The formation of Cadmium oxides and cadmium sulphate are both present in the reaction taking place at 500°C  as demonstrated in [4].  We may argue that, by leaving the sample for several hours at the same temperature (500°C ), we are favouring the formation of one compound (the sulfate) over the other (the oxide), thus causing a reduction of tau 2 , which, for large value, can be attributable to the oxide species, as written on the paper.   

 

• 372 – a word is missing after revealed? changed
• 416 – figure 4c – the deltaE plot showing the exponential curve seems rather force. Also, according to Equation 1, what is lambda?    
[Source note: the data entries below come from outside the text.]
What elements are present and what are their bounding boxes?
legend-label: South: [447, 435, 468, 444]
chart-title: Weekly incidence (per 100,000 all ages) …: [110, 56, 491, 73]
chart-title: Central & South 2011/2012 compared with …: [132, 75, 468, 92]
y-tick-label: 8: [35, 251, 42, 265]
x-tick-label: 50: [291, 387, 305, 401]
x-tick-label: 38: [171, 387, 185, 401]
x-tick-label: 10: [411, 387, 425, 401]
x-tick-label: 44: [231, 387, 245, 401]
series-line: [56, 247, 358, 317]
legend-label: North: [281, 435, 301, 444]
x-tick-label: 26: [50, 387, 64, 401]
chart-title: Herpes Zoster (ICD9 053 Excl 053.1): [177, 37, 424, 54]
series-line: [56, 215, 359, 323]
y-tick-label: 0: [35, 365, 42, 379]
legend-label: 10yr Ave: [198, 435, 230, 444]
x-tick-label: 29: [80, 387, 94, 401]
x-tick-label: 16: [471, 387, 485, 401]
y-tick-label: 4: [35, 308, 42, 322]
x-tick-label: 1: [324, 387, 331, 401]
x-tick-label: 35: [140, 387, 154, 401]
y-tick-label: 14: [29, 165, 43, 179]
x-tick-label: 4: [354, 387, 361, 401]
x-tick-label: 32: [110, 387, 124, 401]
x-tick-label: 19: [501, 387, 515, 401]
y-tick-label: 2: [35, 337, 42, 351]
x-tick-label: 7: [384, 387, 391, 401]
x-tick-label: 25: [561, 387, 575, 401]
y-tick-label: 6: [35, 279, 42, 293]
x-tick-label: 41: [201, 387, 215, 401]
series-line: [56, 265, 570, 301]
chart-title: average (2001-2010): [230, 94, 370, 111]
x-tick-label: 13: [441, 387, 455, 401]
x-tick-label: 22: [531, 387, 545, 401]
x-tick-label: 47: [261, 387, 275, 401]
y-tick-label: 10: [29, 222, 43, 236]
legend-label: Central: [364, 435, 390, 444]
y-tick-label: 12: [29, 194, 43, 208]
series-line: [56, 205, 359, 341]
We apologize for the mistake, the letter lambda is an error, and the value of the numerator in the exponential is the exposure time (expressed in hours). We thank the referee for pointing out the error. We included the correction in the text.    The corrected equation is proposed in the text.

        

With this fit, we have only tried to follow a possible trend of the total induced variation. The data, delta E, distributed in this way only allows indicative fits to be made.           

 

• 474 – figure 5 – these plots need titles for easier understanding of what each plot is

 We inserted a detailed label for the figure 5 in the text.

 

• 516 – figure 6 – units/axes/lables needed. Again, it seems plot labeling is inconsistent throughout the paper, the previous figure didn’t utilize a/b/c…

We modified the figure accordingly.

• 547 – I don’t think this is a robust/correct summary. As the authors wrote in 343, Raman cannot make a statement on CdO formation and the XRD results (as discussed in 268) did not show CdO or CdSO4 below 500 C, only some peak broadening. That conclusion should be reworded, and I’m not sure there is a clear story for what Raman/XRD is showing us about defects and structural changes. The abstract of the paper, in line 15, also seems to overstate what these techniques are concretely showing us. I think this needs to be re-thought, and perhaps other techniques need to be suggested to address the structural analysis and small changes. Or maybe the experiment itself needs to be changed to see the changes better.

We thank the reviewer for the comment. We already answered in detail to this topic before. We inserted some changes in the conclusion section to make it clearer.

For what concern the formation of CdSO4 and CdO, we detected both of them in the XRD pattern of 500°C at 6h, before with this technique, the amount of the degradation products is indetectable in the XRD, only a broadening was present. Therefore, the formation of CdO was confirmed by XRD and also by SEM-EDX analysis in both the S-500-6h and C-500-6h samples.   

Whilst sulfate compounds are detected by Raman spectroscopy, obtaining proof of the presence of CdO with this technique is very difficult because, as it is written in the text, CdO is not Raman-active, so we can’t obtain peaks for identification.  

Generally, Raman spectroscopy can be used to identify phase changes or the formation of new alteration products, as reported in several works in literature, but for some crystal phases, as in the case of CdO, it is not possible to prove its formation through Raman spectroscopy. For this reason, we have combined other qualitative techniques to achieve the definitive identification of this degradation product.  

Furthermore, we performed also TRPL, in the ps-scale, gathering info about changes in the decay times. Those changes agree with the ones reported in the literature for CdO, whose formation is also supported by the reflectance changes on the sample. Finally, the formation of defects due to the thermally driven formation of new compounds is also confirmed by Transient absorption and time-resolved luminescence. All these indirect indications corroborate the data provided by Raman and XRD measurements.